Roberta Salmi, assistant professor in the Franklin College of Arts and Sciences’ anthropology department and director of the Primate Behavioral Ecology Lab, reported on new research with ScienceDaily.
The study, published in Animal Cognition, studied the way that gorillas recognize and interact with human voices, finding that many gorillas can tell individual people apart and even associate memories with certain voices.
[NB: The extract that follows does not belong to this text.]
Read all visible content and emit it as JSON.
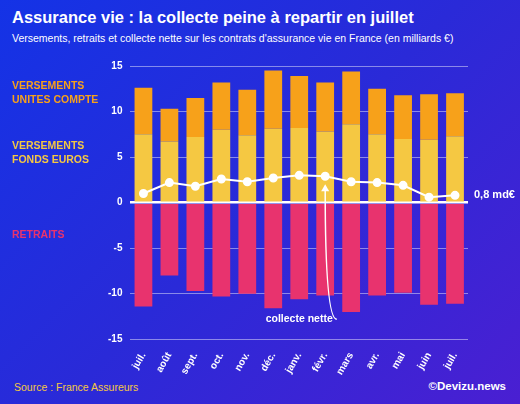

Salmi found that gorillas would react negatively to voices they didn’t know or that they had had negative interactions with in the past, meaning they were not only identifying voices, but also remembering hearing that voice before. Salmi hopes this can translate to wild gorillas.
“I worked mostly with wild gorillas, and one downside of working with wild primates is that through the habituation process we could make them much more susceptible to hunters because they become used to seeing and hearing people,” said Salmi. Being able to recognize voices could keep the gorillas safe.
“One of the firs things we saw was something that also happens in the wild: If there’s any sound that seems threatening or unfamiliar, they stopped what they were doing and focused their attention on it,” Salmi said. “It’s something we do too. If it’s not a threatening sound, I keep doing my own business. If I hear that there is someone in my house, I immediately stop what I’m doing to hear what’s going on.”
Gorillas are wired similarly to humans, and therefore may use the same voice recognition that humans do to avoid poachers and others that may try to do them harm.
“Some primates are able to distinguish and have different reactions to humans, according to whether they are hunters or researchers,” Salmi said. “If wild gorillas are able to distinguish between people who behave differently, not only by sight but also by voice, it would be extremely helpful. It would help me sleep better to know that researchers aren’t making the gorillas more vulnerable to hunters.”